I'm sure the Mods will correct me, but in ye good olde days, we had various skins for the forum.

Harri made Ver.1 which is the one we use presently. This is known as "The Oneskin."

The Mods, for want of anything better to do, tweaked the first version and created Ver.1.2 which was too hard to articulate and so became known as the "Twoskin."

A French forum was created soon thereafter and the French, being French, decided the "Twoskin" was nowhere near chic enough to suit their purposes and so created skin Ver.1.3, which translated from the French, means "Threeskin."

That's as far as anyone got, although it's rumoured Martysax created a very impressive one.

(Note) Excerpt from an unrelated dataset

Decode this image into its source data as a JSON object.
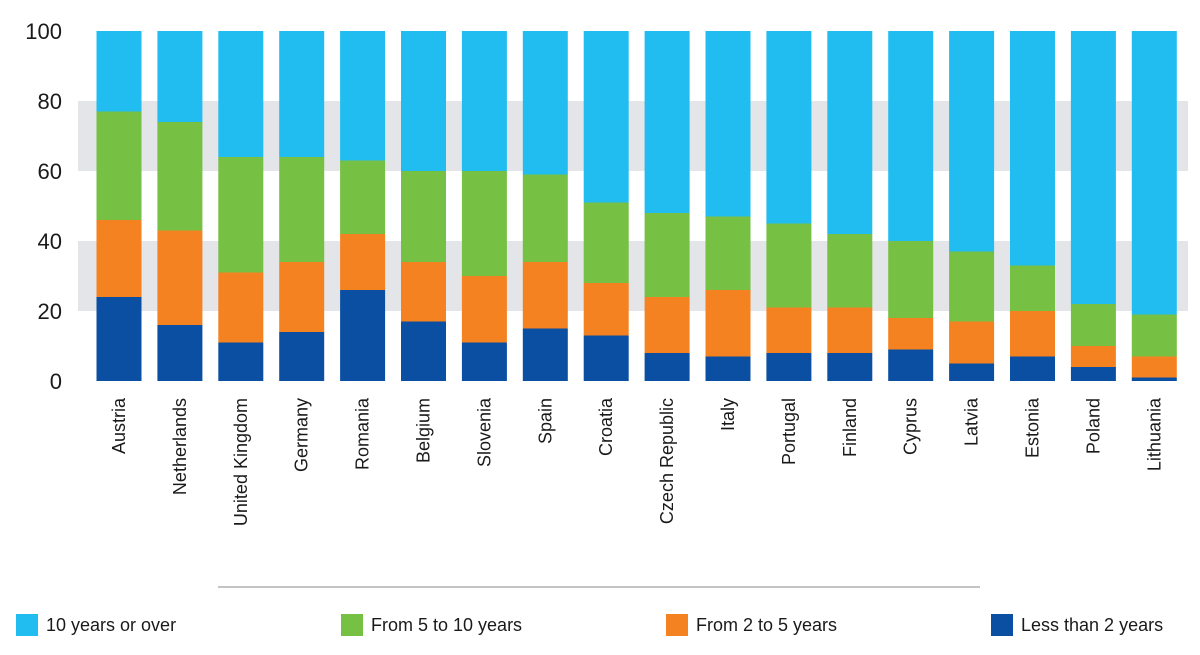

So Pig, feel free. If you want to create and donate a Ver.1.4 and upload your "Fourskin" for everyone to view. criticise and tweak into infinite variations, be my guest. :shock:


----------



## Agent27 (Mar 30, 2003)

I knew that's where it was going.


----------



## kjetil_bari (Nov 16, 2004)

Good one, though.


----------



## Harri Rautiainen (Jan 24, 2003)

magical pig said:


> Hi forum gurus,
> 
> am I missing something or is there no other skin than the default one available to display the forum?? (except the French one) Is it a technical problem or just the fact that there is no way to add skins to the forum?
> 
> ...


Hi Victor,

the "Pig Down-under" described the skin history with some accuracy 

Actually I haven't paid much attention to the skins available. I understand that they come from third parties which could create additional problems.

We are using now vBulletin 3.6.9 and may have to do one more maintenance update before next major version (3.7.) will be available. At least one skin provider mentioned on his site that he has to convert the skins for 3.7. I may wait for that as well.

I still believe that content is the king,

- Harri


----------



## magical pig (Dec 15, 2005)

Thanks guys.

Actually I thought I could try and create a skin for the forum.
I made THIS skin for the MediaMonkey player but it appears that vBulletin skinning is controlled with css and html which I do not know very well... MM skins work with skin packages controlled by .ini files. Too bad... But I'm too curious not to try and understand how it works though.

Victor.


----------



## magical pig (Dec 15, 2005)

Hey staff,

does THIS looks like the process to modify a sotw skin?

If it is I think I could do it if anyone's interested.

Victor.


----------



## littlemanbighorn (Oct 8, 2004)

Could the next one be in silver-plate? With engraving by Jason Dumars?


----------



## magical pig (Dec 15, 2005)

Actually heavy gold plate would make members opinions more resonant I think.
Silver plate is way too bright for this kind of forum. The skin's effect would then have to be compensated with dark thoughts.

Victor.


----------